Fiorentina-Milan, test di maturità per i giovani di Montella

A Firenze il Milan è chiamato a dare un seguito alle ultime due vittorie e si affida ai giovani italiani. Fiorentina con la miglior difesa del campionato e imbattuta in casa

Fiorentina-Milan probabili formazioni, sfida di lusso al Franchi – Posticipo della sesta giornata di serie A e un grande classico va in onda a Firenze. Quello tra la Fiorentina di Paulo Sousa e il Milan di Montella. Due squadre che per motivi diversi stanno crescendo in personalità e risultati. Diamo uno sguardo a probabili formazioni, quote e pronostici per il match di domenica sera.

Fiorentina-Milan probabili formazioni, viola alla ricerca della continuità – Reduce dal pareggio ricco di gol a Udine, con la doppia rimonta riuscita contro gli uomini di Iachini, la Fiorentina affronta il secondo impegno rilevante di questo inizio campionato in casa della Juve. La squadra di Paulo Sousa in questa stagione ha vinto entrambe le partite casalinghe, entrambe con lo stesso risultato, 1-0 contro Chievo e Roma. Non ha ancora trovato il passo in trasferta, ma ha 7 punti ed è attaccata al treno di vertice. Per la sfida con il Milan sono in dubbio Astori e Vecino. Ma il difensore dovrebbe giocare dal primo minuto. A centrocampo buone notizie azzurre con Bernardeschi che sta acquistando personalità, mentre davanti spazio alla coppia Ilicic e Kalinic. Ma attenzione a Babacar, che con lo splendido biglietto da visita del gol di tacco a Udine potrebbe guadagnare una maglia da titolare. Altrimenti spazio per lui nel corso della partita.

Fiorentina probabile formazione (3-4-2-1): Tatarusanu; Tomovic, Rodriguez, Astori; Bernardeschi, Sanchez, Badelj, Oilvera; Borja Valero; Ilicic, Kalinic

Fiorentina-Milan probabili formazioni, un diavolo giovane e italiano – Montella può essere soddisfatto dell’ultima settimana. Oltre ai risultati, sei punti pieni a casa della Sampdoria e nella sfida di martedì con la Lazio, il progetto italiani sta decollando. Calabria ha dimostrato personalità sulla fascia, Locatelli a centrocampo, Romagnoli sta crescendo nel comandare la difesa e Paletta è una buona spalla, Bonaventura garantisce fantasia. Il Milan ha nove punti e adesso deve dimostrare di essere capace di farne sui campi più difficili della serie A dopo i quattro gol subiti a Napoli, dove perse anche la testa. Montella ha recuperato anche Antonelli e Sosa, ma la formazione sarà quella vista contro la Lazio, con Suso alle spalle di Bacca e Niang.

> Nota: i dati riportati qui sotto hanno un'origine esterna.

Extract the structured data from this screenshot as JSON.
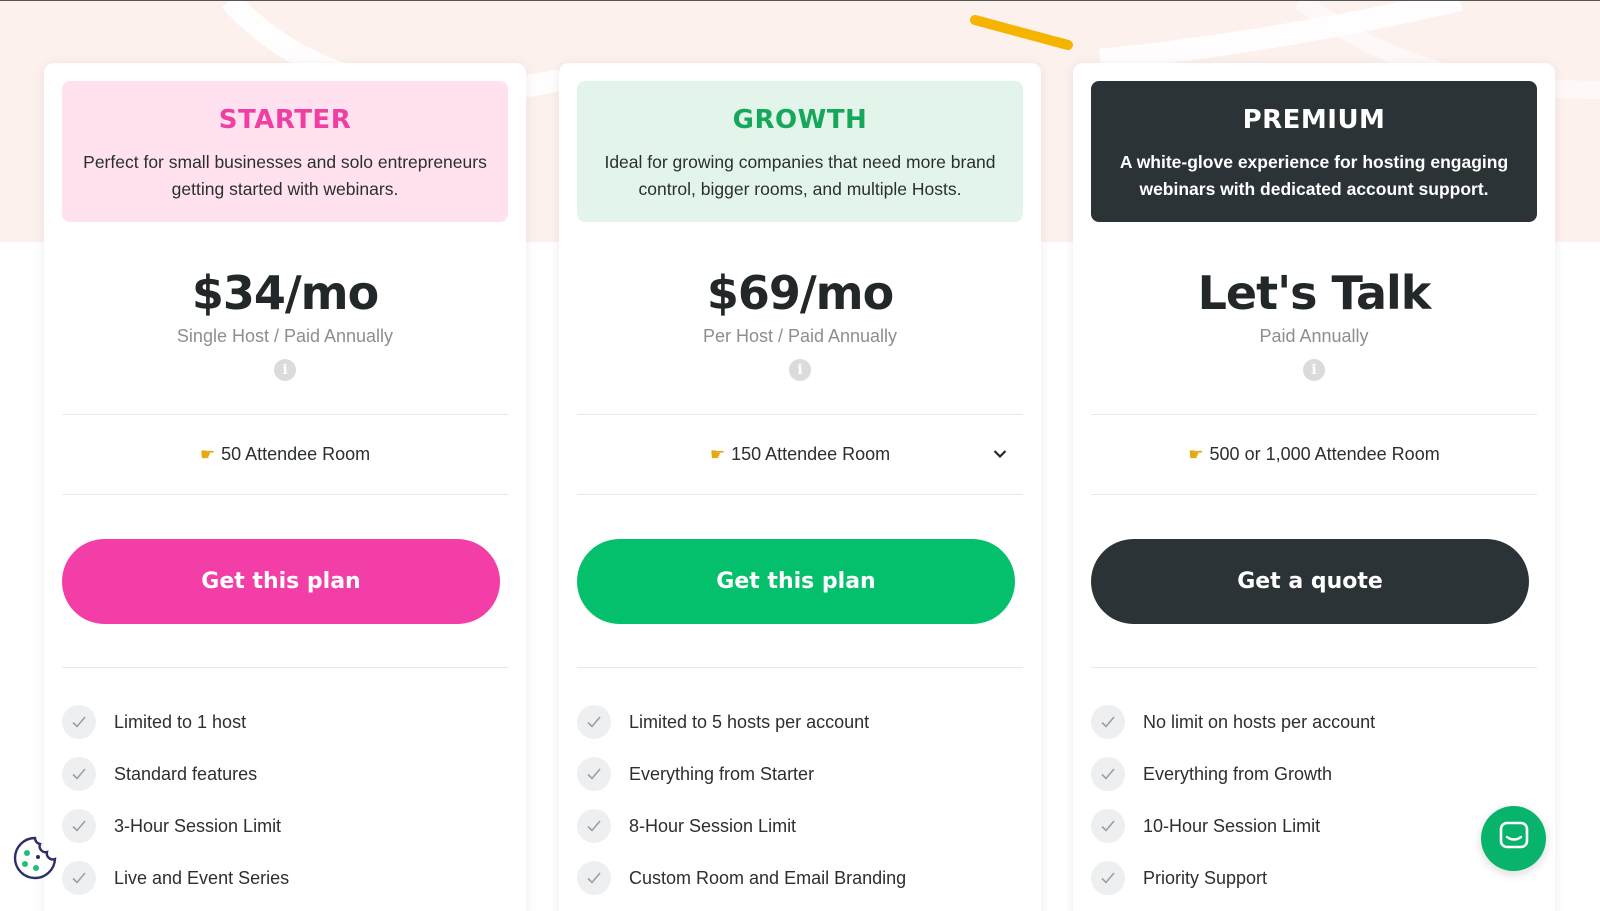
{
  "plans": [
    {
      "name": "STARTER",
      "description": "Perfect for small businesses and solo entrepreneurs getting started with webinars.",
      "price": "$34/mo",
      "billing": "Single Host / Paid Annually",
      "room": "50 Attendee Room",
      "cta": "Get this plan",
      "features": [
        "Limited to 1 host",
        "Standard features",
        "3-Hour Session Limit",
        "Live and Event Series"
      ]
    },
    {
      "name": "GROWTH",
      "description": "Ideal for growing companies that need more brand control, bigger rooms, and multiple Hosts.",
      "price": "$69/mo",
      "billing": "Per Host / Paid Annually",
      "room": "150 Attendee Room",
      "cta": "Get this plan",
      "features": [
        "Limited to 5 hosts per account",
        "Everything from Starter",
        "8-Hour Session Limit",
        "Custom Room and Email Branding"
      ]
    },
    {
      "name": "PREMIUM",
      "description": "A white-glove experience for hosting engaging webinars with dedicated account support.",
      "price": "Let's Talk",
      "billing": "Paid Annually",
      "room": "500 or 1,000 Attendee Room",
      "cta": "Get a quote",
      "features": [
        "No limit on hosts per account",
        "Everything from Growth",
        "10-Hour Session Limit",
        "Priority Support"
      ]
    }
  ],
  "icons": {
    "room_pointer": "pointing-hand-icon",
    "info": "info-icon",
    "check": "check-icon",
    "dropdown": "chevron-down-icon",
    "cookie": "cookie-icon",
    "chat": "chat-icon"
  },
  "colors": {
    "starter_accent": "#f23ea6",
    "growth_accent": "#04bf6b",
    "premium_accent": "#2b3336",
    "chat": "#08b36b"
  }
}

Milan probabile formazione (4-3-3): Donnarumma; Calabria, Paletta, Romagnoli, De Sciglio; Kucka, Montolivo, Bonaventura; Suso, Bacca, Niang

Fiorentina-Milan probabili formazioni, precedenti e pronostici

 

Nelle ultime cinque partite giocate sono arrivate due vittorie della Fiorentina, due del Milan e un pareggio. Mentre nelle sfide al Franchi c’è una striscia aperta dei viola che ha vinto le ultime due sfide. Ma il Milan ha buona tradizione a Firenze: prima delle due sconfitte aveva una serie aperta di otto risultati utili consecutivi. E il Milan è la squadra che la Fiorentina soffre di più in casa nella storia della serie A: con nessun altra ha perso più partite, 24, e subito più gol.

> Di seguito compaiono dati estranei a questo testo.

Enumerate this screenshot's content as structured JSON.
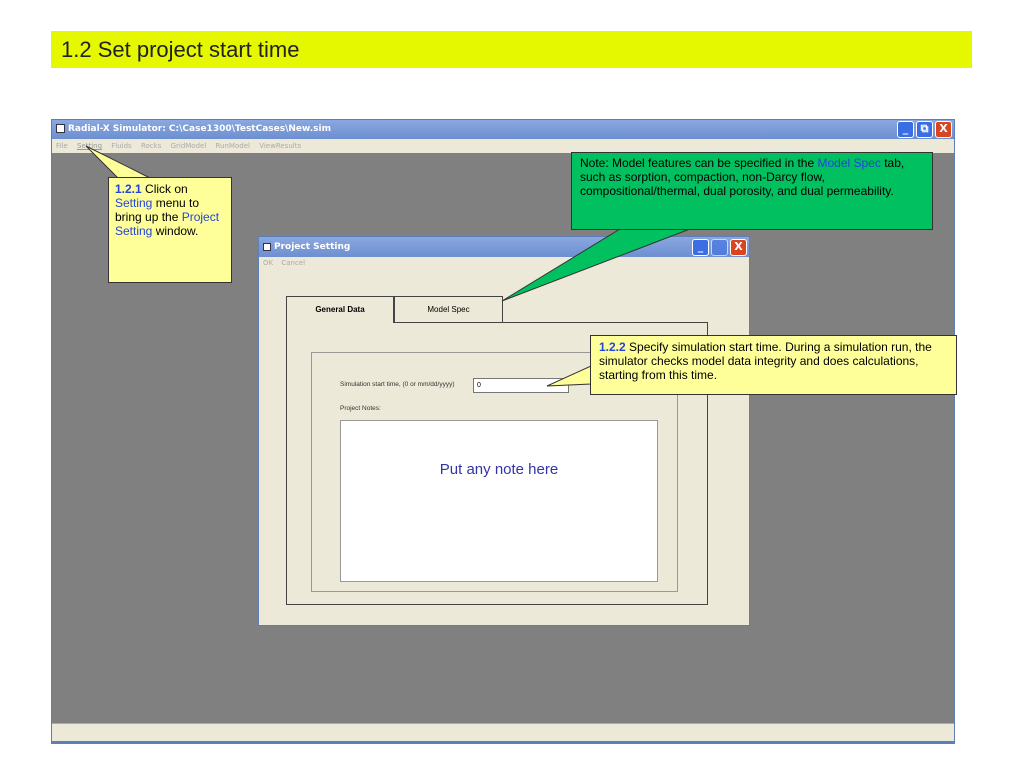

Considerando anche lo scorso campionato, il Milan non riesce a dare continuità in trasferta. Sono sei gite consecutive che alterna una vittoria a una sconfitta, ecco perché un successo al Franchi sarebbe segnale di crescita nella personalità del gruppo. Non sarà facile, anche perché la Fiorentina al momento ha la miglior difesa del campionato con quattro gol subiti.

Considerate queste cifre e il fatto che la Fiorentina in casa viene da due vittorie di misura, è pronosticabile una gara che finisce under. Per i bookmakers è favorita la squadra di casa, che si può giocare a 2.30 con Snai e Bet365. Il pareggio, che come ipotesi ci convince più delle altre, vale 3.30 con Bwin e William Hill. La vittoria del Milan è quotata 3.50 con Betfair. Un argomento convincente per giocarla è la media realizzativa di Bacca. L’attaccante colombiano, in un inizio di campionato nel quale i bomber di razza stanno facendo la differenza, sta segnando ogni 74 minuti giocati. Vale a dire la media più alta tra tutti gli attaccanti che hanno giocato più di 200 minuti. Vittoria di misura del Milan con gol di Bacca, scommessa rischiosa ma affascinante.